The Neqstent coil-assisted flow diverter (Cerus Endovascular) has demonstrated comparable occlusion rates to those seen with other, similar flow diversion technologies, as well as positive device stability and safety outcomes. These new data were presented by Thomas Liebig (Ludwig Maximilian University, Munich, Germany) at this year’s European Society of Minimally Invasive Neurological Therapy (ESMINT) congress (7–9 September, Nice, France).
Liebig began his presentation by outlining the use of Neqstent as an adjunctive therapy in the treatment of intracranial aneurysms, claiming that this technique intends to provide stable aneurysm neck coverage for the placement of embolisation coils as well as long-term aneurysm occlusion. He also described Neqstent as the “smaller brother” of Cerus’ Contour device, owing to the latter having a higher mesh density.

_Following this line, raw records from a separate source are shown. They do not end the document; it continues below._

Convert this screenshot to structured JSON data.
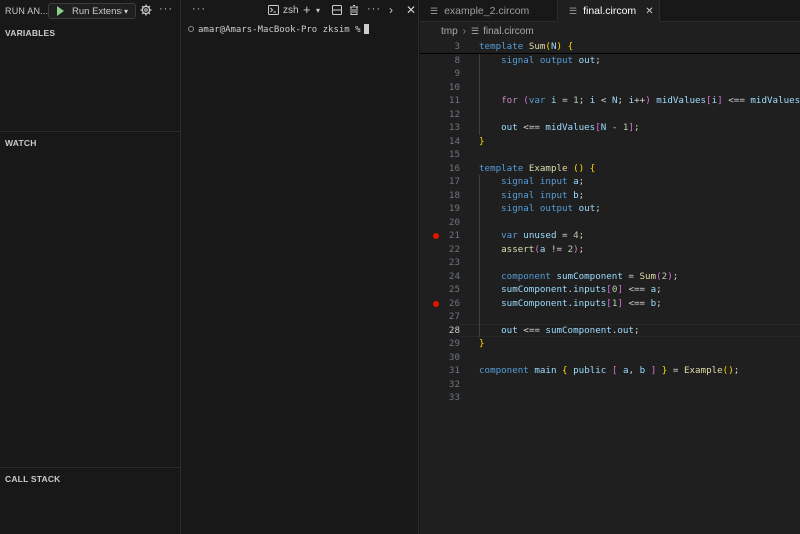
{
  "debug": {
    "title": "RUN AN...",
    "run_config": "Run Extensi",
    "more": "···",
    "sections": {
      "variables": "VARIABLES",
      "watch": "WATCH",
      "call_stack": "CALL STACK"
    }
  },
  "terminal": {
    "more": "···",
    "shell": "zsh",
    "plus": "+",
    "more2": "···",
    "prompt": "amar@Amars-MacBook-Pro zksim %"
  },
  "editor": {
    "tabs": [
      {
        "label": "example_2.circom",
        "active": false
      },
      {
        "label": "final.circom",
        "active": true
      }
    ],
    "breadcrumb": {
      "folder": "tmp",
      "file": "final.circom"
    },
    "lines": [
      {
        "n": "3",
        "tokens": [
          [
            "k",
            "template"
          ],
          [
            "o",
            " "
          ],
          [
            "f",
            "Sum"
          ],
          [
            "b1",
            "("
          ],
          [
            "v",
            "N"
          ],
          [
            "b1",
            ")"
          ],
          [
            "o",
            " "
          ],
          [
            "b1",
            "{"
          ]
        ],
        "sticky": true
      },
      {
        "n": "8",
        "tokens": [
          [
            "o",
            "    "
          ],
          [
            "k",
            "signal"
          ],
          [
            "o",
            " "
          ],
          [
            "k",
            "output"
          ],
          [
            "o",
            " "
          ],
          [
            "v",
            "out"
          ],
          [
            "o",
            ";"
          ]
        ]
      },
      {
        "n": "9",
        "tokens": []
      },
      {
        "n": "10",
        "tokens": []
      },
      {
        "n": "11",
        "tokens": [
          [
            "o",
            "    "
          ],
          [
            "kp",
            "for"
          ],
          [
            "o",
            " "
          ],
          [
            "b2",
            "("
          ],
          [
            "k",
            "var"
          ],
          [
            "o",
            " "
          ],
          [
            "v",
            "i"
          ],
          [
            "o",
            " = "
          ],
          [
            "n",
            "1"
          ],
          [
            "o",
            "; "
          ],
          [
            "v",
            "i"
          ],
          [
            "o",
            " < "
          ],
          [
            "v",
            "N"
          ],
          [
            "o",
            "; "
          ],
          [
            "v",
            "i"
          ],
          [
            "o",
            "++"
          ],
          [
            "b2",
            ")"
          ],
          [
            "o",
            " "
          ],
          [
            "v",
            "midValues"
          ],
          [
            "b2",
            "["
          ],
          [
            "v",
            "i"
          ],
          [
            "b2",
            "]"
          ],
          [
            "o",
            " <== "
          ],
          [
            "v",
            "midValues"
          ],
          [
            "b2",
            "["
          ]
        ]
      },
      {
        "n": "12",
        "tokens": []
      },
      {
        "n": "13",
        "tokens": [
          [
            "o",
            "    "
          ],
          [
            "v",
            "out"
          ],
          [
            "o",
            " <== "
          ],
          [
            "v",
            "midValues"
          ],
          [
            "b2",
            "["
          ],
          [
            "v",
            "N"
          ],
          [
            "o",
            " - "
          ],
          [
            "n",
            "1"
          ],
          [
            "b2",
            "]"
          ],
          [
            "o",
            ";"
          ]
        ]
      },
      {
        "n": "14",
        "tokens": [
          [
            "b1",
            "}"
          ]
        ]
      },
      {
        "n": "15",
        "tokens": []
      },
      {
        "n": "16",
        "tokens": [
          [
            "k",
            "template"
          ],
          [
            "o",
            " "
          ],
          [
            "f",
            "Example"
          ],
          [
            "o",
            " "
          ],
          [
            "b1",
            "()"
          ],
          [
            "o",
            " "
          ],
          [
            "b1",
            "{"
          ]
        ]
      },
      {
        "n": "17",
        "tokens": [
          [
            "o",
            "    "
          ],
          [
            "k",
            "signal"
          ],
          [
            "o",
            " "
          ],
          [
            "k",
            "input"
          ],
          [
            "o",
            " "
          ],
          [
            "v",
            "a"
          ],
          [
            "o",
            ";"
          ]
        ]
      },
      {
        "n": "18",
        "tokens": [
          [
            "o",
            "    "
          ],
          [
            "k",
            "signal"
          ],
          [
            "o",
            " "
          ],
          [
            "k",
            "input"
          ],
          [
            "o",
            " "
          ],
          [
            "v",
            "b"
          ],
          [
            "o",
            ";"
          ]
        ]
      },
      {
        "n": "19",
        "tokens": [
          [
            "o",
            "    "
          ],
          [
            "k",
            "signal"
          ],
          [
            "o",
            " "
          ],
          [
            "k",
            "output"
          ],
          [
            "o",
            " "
          ],
          [
            "v",
            "out"
          ],
          [
            "o",
            ";"
          ]
        ]
      },
      {
        "n": "20",
        "tokens": []
      },
      {
        "n": "21",
        "tokens": [
          [
            "o",
            "    "
          ],
          [
            "k",
            "var"
          ],
          [
            "o",
            " "
          ],
          [
            "v",
            "unused"
          ],
          [
            "o",
            " = "
          ],
          [
            "n",
            "4"
          ],
          [
            "o",
            ";"
          ]
        ],
        "breakpoint": true
      },
      {
        "n": "22",
        "tokens": [
          [
            "o",
            "    "
          ],
          [
            "f",
            "assert"
          ],
          [
            "b2",
            "("
          ],
          [
            "v",
            "a"
          ],
          [
            "o",
            " != "
          ],
          [
            "n",
            "2"
          ],
          [
            "b2",
            ")"
          ],
          [
            "o",
            ";"
          ]
        ]
      },
      {
        "n": "23",
        "tokens": []
      },
      {
        "n": "24",
        "tokens": [
          [
            "o",
            "    "
          ],
          [
            "k",
            "component"
          ],
          [
            "o",
            " "
          ],
          [
            "v",
            "sumComponent"
          ],
          [
            "o",
            " = "
          ],
          [
            "f",
            "Sum"
          ],
          [
            "b2",
            "("
          ],
          [
            "n",
            "2"
          ],
          [
            "b2",
            ")"
          ],
          [
            "o",
            ";"
          ]
        ]
      },
      {
        "n": "25",
        "tokens": [
          [
            "o",
            "    "
          ],
          [
            "v",
            "sumComponent"
          ],
          [
            "o",
            "."
          ],
          [
            "v",
            "inputs"
          ],
          [
            "b2",
            "["
          ],
          [
            "n",
            "0"
          ],
          [
            "b2",
            "]"
          ],
          [
            "o",
            " <== "
          ],
          [
            "v",
            "a"
          ],
          [
            "o",
            ";"
          ]
        ]
      },
      {
        "n": "26",
        "tokens": [
          [
            "o",
            "    "
          ],
          [
            "v",
            "sumComponent"
          ],
          [
            "o",
            "."
          ],
          [
            "v",
            "inputs"
          ],
          [
            "b2",
            "["
          ],
          [
            "n",
            "1"
          ],
          [
            "b2",
            "]"
          ],
          [
            "o",
            " <== "
          ],
          [
            "v",
            "b"
          ],
          [
            "o",
            ";"
          ]
        ],
        "breakpoint": true
      },
      {
        "n": "27",
        "tokens": []
      },
      {
        "n": "28",
        "tokens": [
          [
            "o",
            "    "
          ],
          [
            "v",
            "out"
          ],
          [
            "o",
            " <== "
          ],
          [
            "v",
            "sumComponent"
          ],
          [
            "o",
            "."
          ],
          [
            "v",
            "out"
          ],
          [
            "o",
            ";"
          ]
        ],
        "current": true
      },
      {
        "n": "29",
        "tokens": [
          [
            "b1",
            "}"
          ]
        ]
      },
      {
        "n": "30",
        "tokens": []
      },
      {
        "n": "31",
        "tokens": [
          [
            "k",
            "component"
          ],
          [
            "o",
            " "
          ],
          [
            "v",
            "main"
          ],
          [
            "o",
            " "
          ],
          [
            "b1",
            "{"
          ],
          [
            "o",
            " "
          ],
          [
            "v",
            "public"
          ],
          [
            "o",
            " "
          ],
          [
            "b2",
            "["
          ],
          [
            "o",
            " "
          ],
          [
            "v",
            "a"
          ],
          [
            "o",
            ", "
          ],
          [
            "v",
            "b"
          ],
          [
            "o",
            " "
          ],
          [
            "b2",
            "]"
          ],
          [
            "o",
            " "
          ],
          [
            "b1",
            "}"
          ],
          [
            "o",
            " = "
          ],
          [
            "f",
            "Example"
          ],
          [
            "b1",
            "()"
          ],
          [
            "o",
            ";"
          ]
        ]
      },
      {
        "n": "32",
        "tokens": []
      },
      {
        "n": "33",
        "tokens": []
      }
    ]
  },
  "colors": {
    "background": "#181818",
    "editor_bg": "#1f1f1f",
    "breakpoint": "#e51400",
    "run_green": "#89d185"
  },
  "icons": [
    "play-icon",
    "gear-icon",
    "terminal-icon",
    "trash-icon",
    "split-icon",
    "file-icon",
    "close-icon",
    "chevron-right-icon"
  ]
}
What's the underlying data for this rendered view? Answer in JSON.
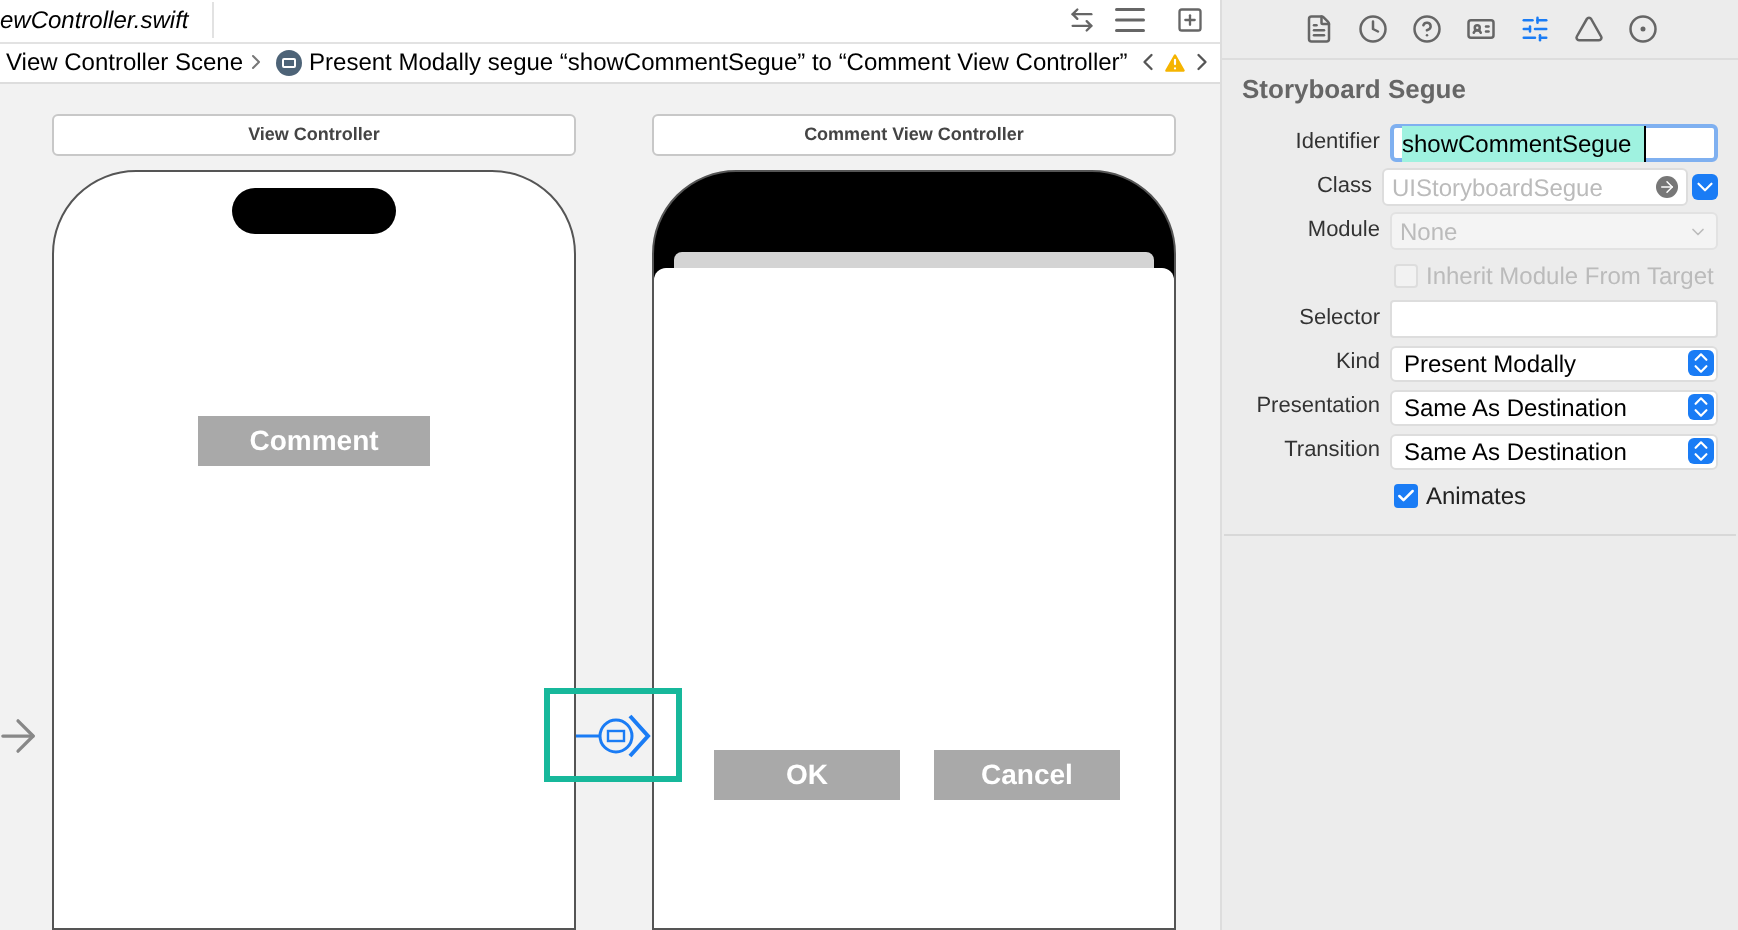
{
  "editor": {
    "file_tab": "ewController.swift",
    "breadcrumb": [
      {
        "text": "View Controller Scene",
        "kind": "scene"
      },
      {
        "text": "Present Modally segue “showCommentSegue” to “Comment View Controller”",
        "kind": "segue"
      }
    ]
  },
  "canvas": {
    "scenes": [
      {
        "title": "View Controller",
        "kind": "source",
        "buttons": [
          "Comment"
        ]
      },
      {
        "title": "Comment View Controller",
        "kind": "modal",
        "buttons": [
          "OK",
          "Cancel"
        ]
      }
    ],
    "segue": {
      "selected": true
    }
  },
  "inspector": {
    "tabs": [
      {
        "selected": false
      },
      {
        "selected": false
      },
      {
        "selected": false
      },
      {
        "selected": false
      },
      {
        "selected": true
      },
      {
        "selected": false
      },
      {
        "selected": false
      }
    ],
    "title": "Storyboard Segue",
    "rows": [
      {
        "kind": "text",
        "label": "Identifier",
        "value": "showCommentSegue",
        "focused": true
      },
      {
        "kind": "combo",
        "label": "Class",
        "placeholder": "UIStoryboardSegue"
      },
      {
        "kind": "select",
        "label": "Module",
        "placeholder": "None",
        "disabled": true
      },
      {
        "kind": "check",
        "label": "Inherit Module From Target",
        "checked": false,
        "disabled": true
      },
      {
        "kind": "text",
        "label": "Selector",
        "value": "",
        "focused": false
      },
      {
        "kind": "popup",
        "label": "Kind",
        "value": "Present Modally"
      },
      {
        "kind": "popup",
        "label": "Presentation",
        "value": "Same As Destination"
      },
      {
        "kind": "popup",
        "label": "Transition",
        "value": "Same As Destination"
      },
      {
        "kind": "check",
        "label": "Animates",
        "checked": true,
        "disabled": false
      }
    ]
  }
}
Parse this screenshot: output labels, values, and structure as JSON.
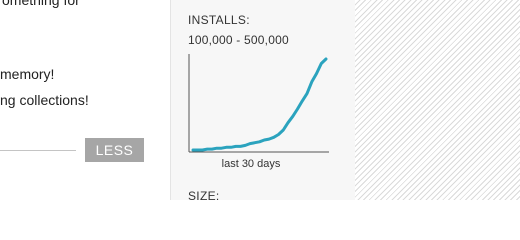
{
  "description": {
    "lines": [
      "omething for",
      "memory!",
      "ng collections!"
    ],
    "less_label": "LESS"
  },
  "stats": {
    "installs_label": "INSTALLS:",
    "installs_value": "100,000 - 500,000",
    "size_label": "SIZE:",
    "chart_caption": "last 30 days"
  },
  "colors": {
    "line": "#2ba3be",
    "axis": "#555555",
    "button": "#a6a6a6"
  },
  "chart_data": {
    "type": "line",
    "xlabel": "last 30 days",
    "series": [
      {
        "values": [
          0,
          0,
          0,
          1,
          1,
          2,
          2,
          3,
          3,
          4,
          4,
          5,
          7,
          8,
          9,
          11,
          12,
          14,
          17,
          22,
          30,
          37,
          45,
          54,
          62,
          75,
          84,
          95,
          100
        ]
      }
    ],
    "ylim": [
      0,
      100
    ]
  }
}
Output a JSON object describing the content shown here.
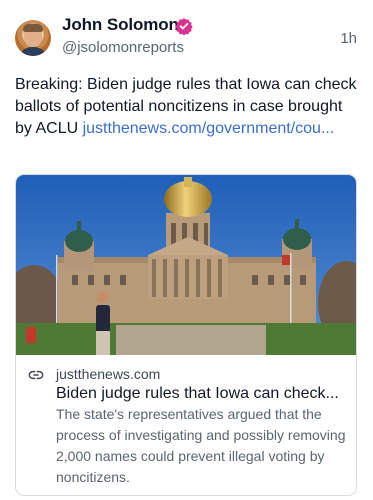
{
  "author": {
    "display_name": "John Solomon",
    "handle": "@jsolomonreports",
    "verified_icon": "verified-badge-icon",
    "badge_color": "#d7338f"
  },
  "post": {
    "time": "1h",
    "text": "Breaking: Biden judge rules that Iowa can check ballots of potential noncitizens in case brought by ACLU ",
    "link_text": "justthenews.com/government/cou..."
  },
  "card": {
    "domain": "justthenews.com",
    "title": "Biden judge rules that Iowa can check...",
    "description": "The state's representatives argued that the process of investigating and possibly removing 2,000 names could prevent illegal voting by noncitizens.",
    "link_icon": "link-icon"
  },
  "colors": {
    "link": "#3a6fc9",
    "muted": "#5b6472",
    "border": "#d9dde3"
  }
}
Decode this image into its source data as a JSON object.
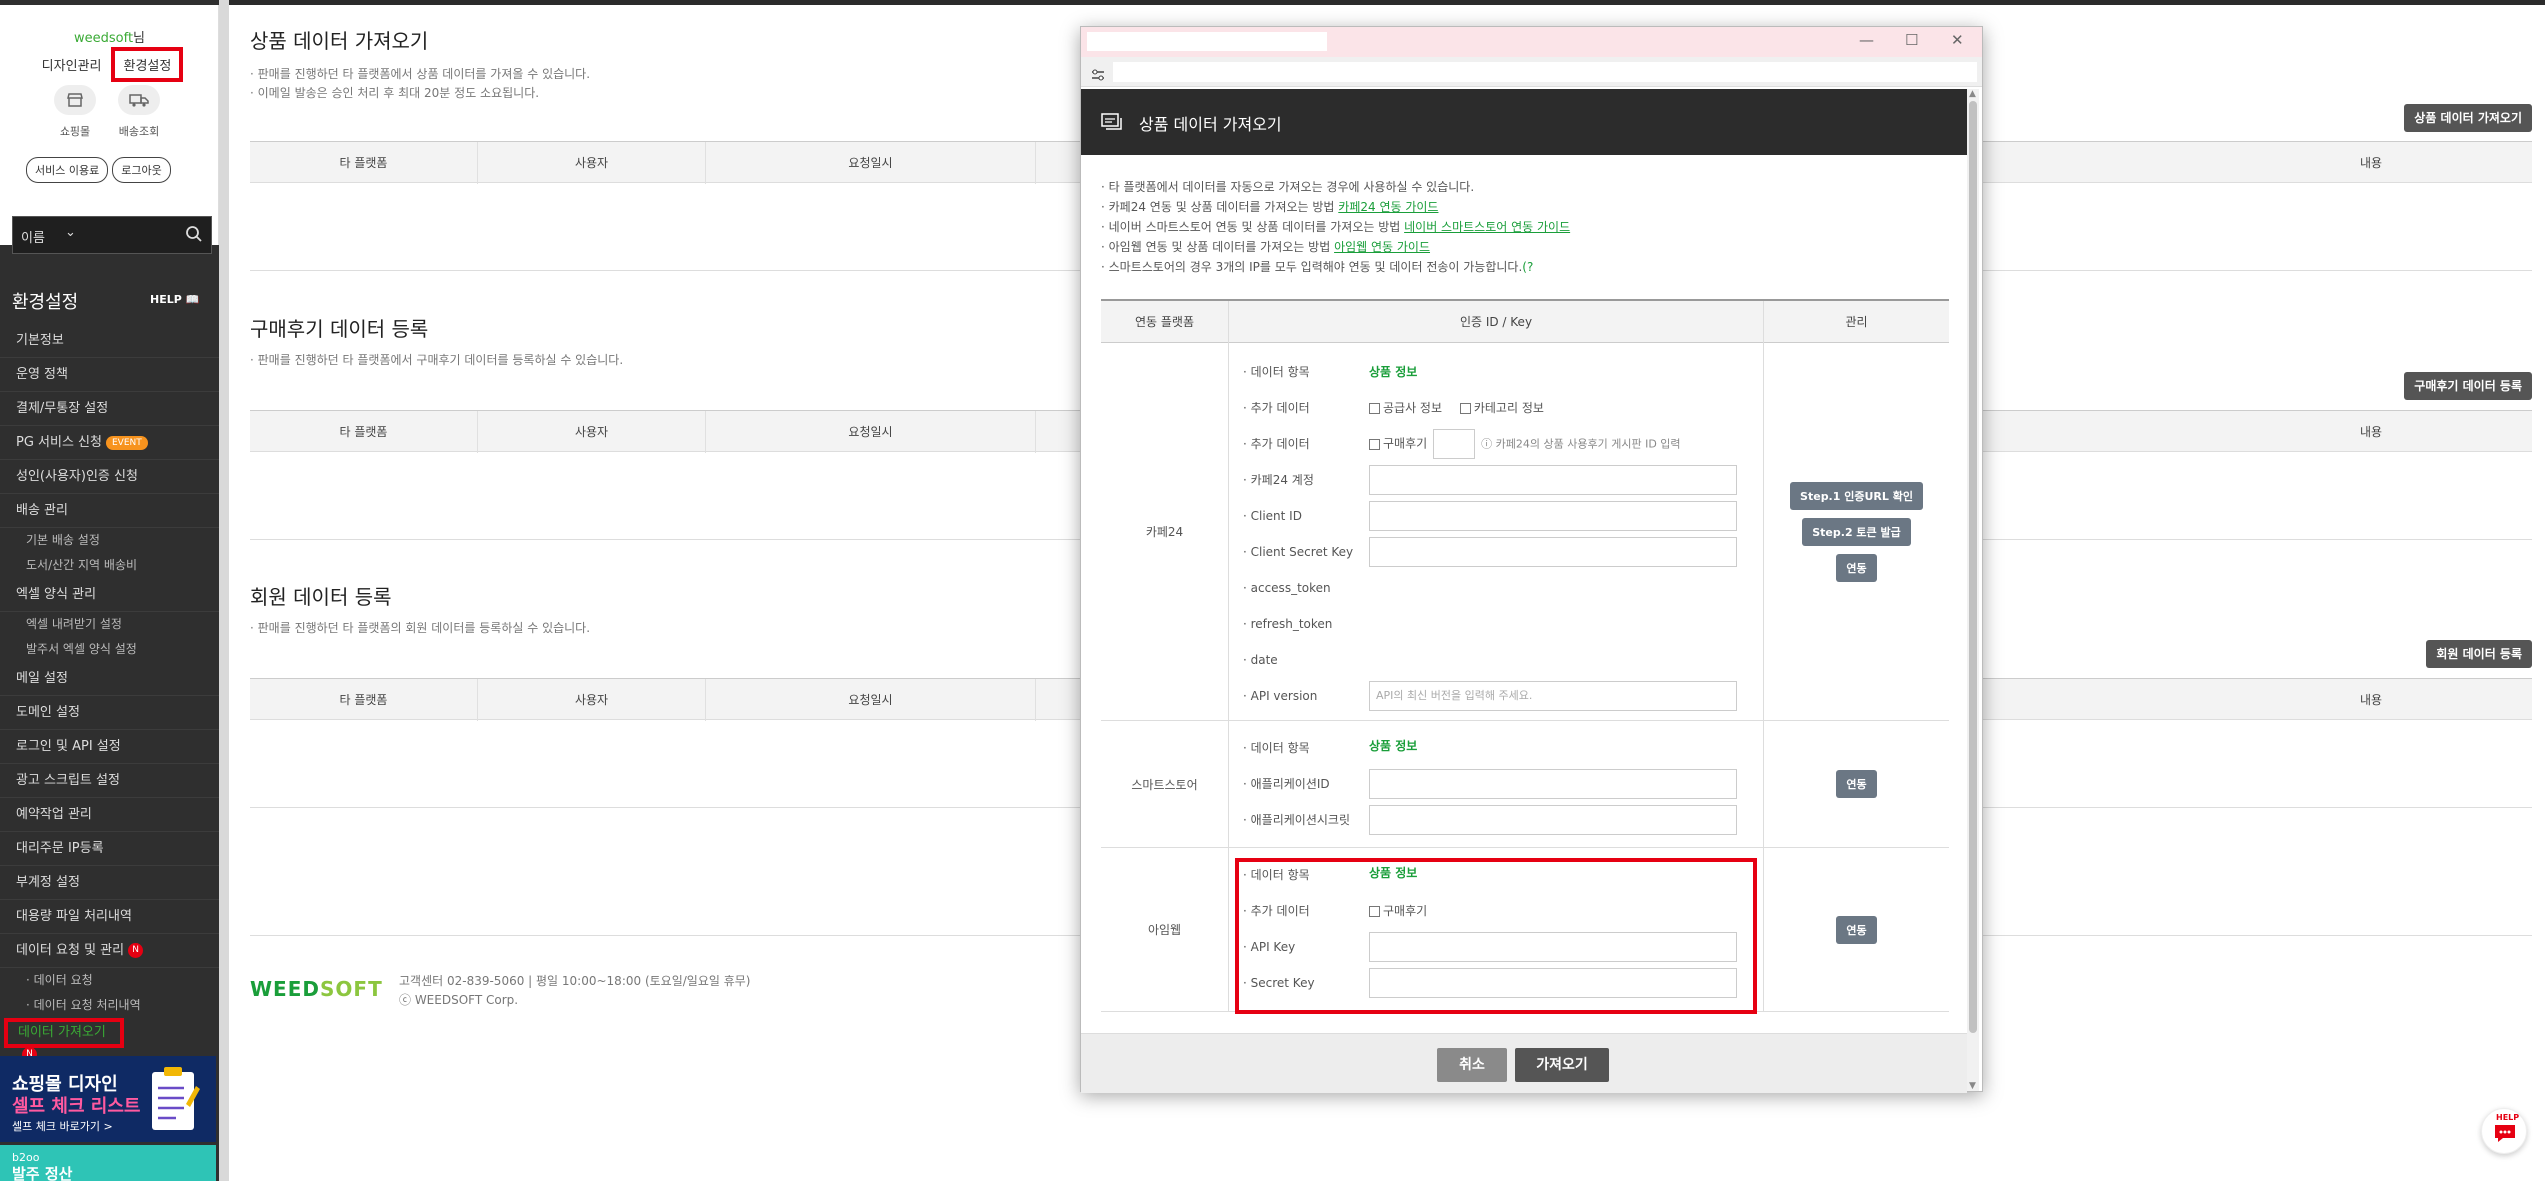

The CAFI study—for which Liebig is the principal investigator—was set up to assess the performance of the 7mm, 9mm and 11mm iterations of the Neqstent device. According to Liebig, this prospective, multicentre, single-arm study was conducted across several European centres, including in Austria, Denmark, Germany and Switzerland, while some cases from Canada were also added.
All 38 patients enrolled in the CAFI study had non-ruptured bifurcation aneurysms, with Liebig noting a female predominance, an average age of roughly 60 years old, and no neurological deficits, in the intention-to-treat cohort. He added that the most common aneurysm locations were the anterior communicating artery (Acom) and basilar artery tip, followed by the middle cerebral artery (MCA), and that—on average—the aneurysms seen in the study were “not very large”.
“The majority [of patients] were treated with a 7mm or 9mm device, and this was successful at the first attempt in almost 90% of cases,” Liebig reported. “In two patients, it was not possible to place the device due to anatomical issues.” He later detailed difficulties in expanding the device in one of these two cases, illustrating a problem that may be encountered when treating aneurysm recurrences following prior implantation of a Woven EndoBridge (WEB; Microvention) device—something that has also previously been observed with Contour.
The primary safety endpoint was ischaemic event with ongoing symptoms at last follow-up, he continued, and—across the 36 patients who successfully underwent Neqstent implantation—this occurred in two patients within the first six months after the procedure. There were no non-accidental or neurological deaths. “In terms of device stability, there was only one case where the device, together with the coils, had moved up at follow-up—leading to a neck remnant that did not [require] treatment,” Liebig added.
Occlusion rates were assessed using both the Raymond-Roy (RR) and WEB occlusion scales, according to the speaker, who reported that Neqstent yielded similar occlusion results to those seen previously with the Contour and WEB devices, demonstrating a combined RR1+2 rate of 86.2% and a WEB occlusion rate of 83.4% at the six-month follow-up timepoint. He added that six-month follow-up data were available for all 36 patients, but 12-month follow-up data are currently only available for six of the included patients.
“We have to collect a few more 12-month follow-ups,” Liebig concluded, “but we are fairly happy with our results so far—especially [the fact] there was only one device movement leading to a neck remnant.”
Responding to a question from session moderator Riitta Rautio (Turku University Hospital, Turku, Finland) on repositioning the Neqstent device after it has been implanted, Liebig said this is “possible”, but the geometry of the aneurysm tends to dictate the implant’s positioning. “To some extent, you can influence this with the position of your microcatheter,” he added. “But, in most cases, it was not actually necessary to reposition [the device].”